Selain itu, ia juga menyoroti keberadaan Pertamina Jobber Berau yang dianggap belum maksimal. Politisi Partai Nasdem ini mengungkapkan bahwa selama ini pengisian ulang elpiji masih dilakukan di luar Berau. Padahal Jobber yang berada di Samburakat saat ini bisa dimaksimalkan termasuk untuk menekan biaya operasional.
“Seharusnya keberadaan Jobber ini bisa dimaksimalkan. Saat ini justru tidak berfungsi sebagaimana yang kita harapkan. Kalau bisa dimaksimalkan, pengisian bisa langsung di bunker yang berada di Samburakat. Buat apa ada Jobber kalau tidak dimanfaatkan?, seharusnya pemerintah menyoroti hal ini,” tekannya.

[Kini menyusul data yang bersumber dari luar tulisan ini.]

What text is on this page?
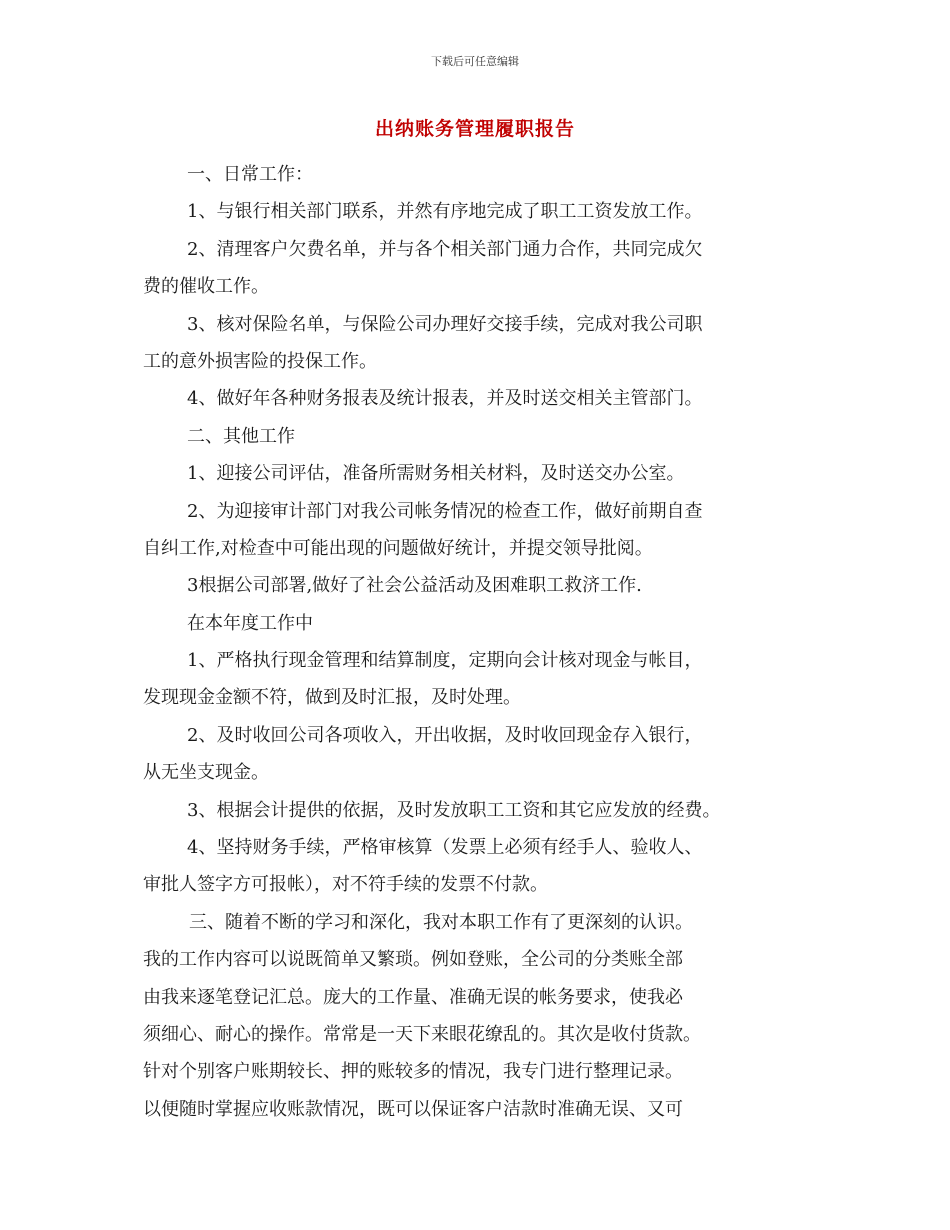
下载后可任意编辑
出纳账务管理履职报告
一、日常工作：
1、与银行相关部门联系，并然有序地完成了职工工资发放工作。
2、清理客户欠费名单，并与各个相关部门通力合作，共同完成欠
费的催收工作。
3、核对保险名单，与保险公司办理好交接手续，完成对我公司职
工的意外损害险的投保工作。
4、做好年各种财务报表及统计报表，并及时送交相关主管部门。
二、其他工作
1、迎接公司评估，准备所需财务相关材料，及时送交办公室。
2、为迎接审计部门对我公司帐务情况的检查工作，做好前期自查
自纠工作,对检查中可能出现的问题做好统计，并提交领导批阅。
3根据公司部署,做好了社会公益活动及困难职工救济工作.
在本年度工作中
1、严格执行现金管理和结算制度，定期向会计核对现金与帐目，
发现现金金额不符，做到及时汇报，及时处理。
2、及时收回公司各项收入，开出收据，及时收回现金存入银行，
从无坐支现金。
3、根据会计提供的依据，及时发放职工工资和其它应发放的经费。
4、坚持财务手续，严格审核算（发票上必须有经手人、验收人、
审批人签字方可报帐），对不符手续的发票不付款。
三、随着不断的学习和深化，我对本职工作有了更深刻的认识。
我的工作内容可以说既简单又繁琐。例如登账，全公司的分类账全部
由我来逐笔登记汇总。庞大的工作量、准确无误的帐务要求，使我必
须细心、耐心的操作。常常是一天下来眼花缭乱的。其次是收付货款。
针对个别客户账期较长、押的账较多的情况，我专门进行整理记录。
以便随时掌握应收账款情况，既可以保证客户洁款时准确无误、又可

Tak hanya itu, selama menjabat sebagai Ketua DPRD Berau, pria yang akrab disapa Pai ini mengaku tidak pernah diajak Pemkab Berau melakukan rapat koordinasi membahas persoalan elpiji. Padahal persoalan ini terus berulang dan seolah tidak ada solusi yang mujarab.

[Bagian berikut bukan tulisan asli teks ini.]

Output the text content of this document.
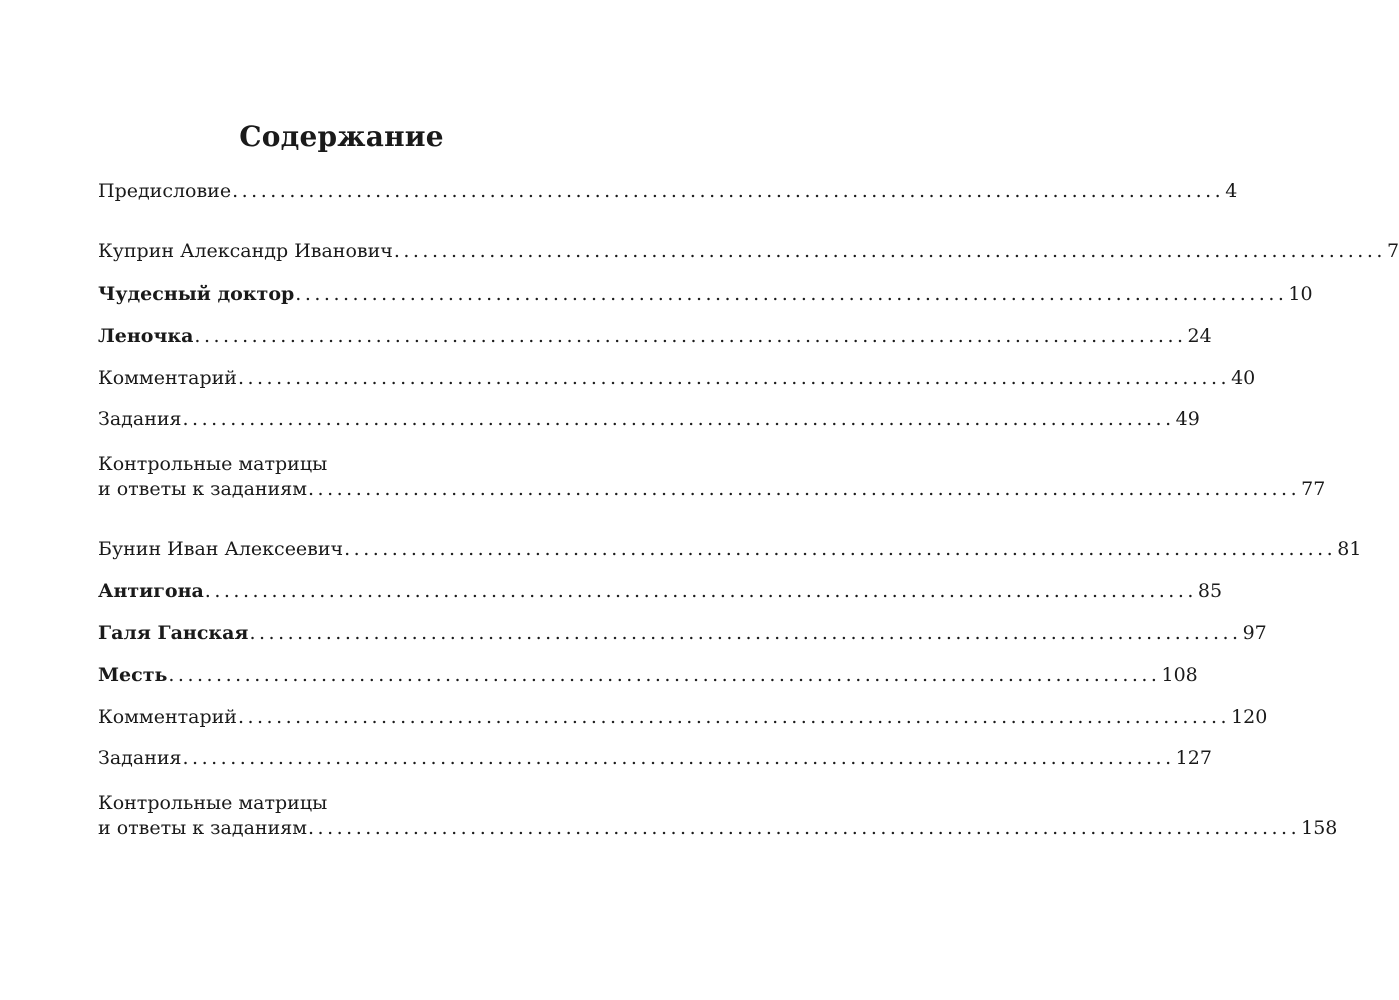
Содержание
Предисловие ........................................................................................................ 4
Куприн Александр Иванович ........................................................................................................ 7
Чудесный доктор ........................................................................................................ 10
Леночка ........................................................................................................ 24
Комментарий ........................................................................................................ 40
Задания ........................................................................................................ 49
Контрольные матрицы
и ответы к заданиям ........................................................................................................ 77
Бунин Иван Алексеевич ........................................................................................................ 81
Антигона ........................................................................................................ 85
Галя Ганская ........................................................................................................ 97
Месть ........................................................................................................ 108
Комментарий ........................................................................................................ 120
Задания ........................................................................................................ 127
Контрольные матрицы
и ответы к заданиям ........................................................................................................ 158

“Saya saja tidak pernah diundang untuk rapat atau forum apapun membahas soal elpiji, padahal ini juga sangat perlu dilakukan agar seluruh pihak bisa menyumbangkan pemikirannya untuk menemukan solusi yang tepat. Tapi masalahnya pemerintah saja tidak pernah memanggil saya untuk ikut berdiskusi,” bebernya.
Larangan untuk mengecer gas melon juga mendapat kritikan dari mantan Ketua APDESI Berau tersebut. Menurutnya larangan pengecer sebaiknya hanya diberlakukan bagi wilayah yang dapat menjangkau pangkalan saja. Sementara untuk daerah yang tidak bisa dengan mudah menjangkau pangkalan, agar tetap diperbolehkan menjadi pengecer.
“Misalnya kalau jarak tempuh ke pangkalan itu cukup jauh dan menyita waktu, biarkan saja ada pengecer di sana. Bagaimana pun, wilayah Berau ini tidak sama dengan daerah di Jawa sana. Berau ini ada kampung-kampung yang cukup jauh dari perkotaan, dan itu juga perlu menjadi pertimbangan pemerintah dalam menerapkan kebijakan seperti saat ini,” pungkasnya. (Bersambung)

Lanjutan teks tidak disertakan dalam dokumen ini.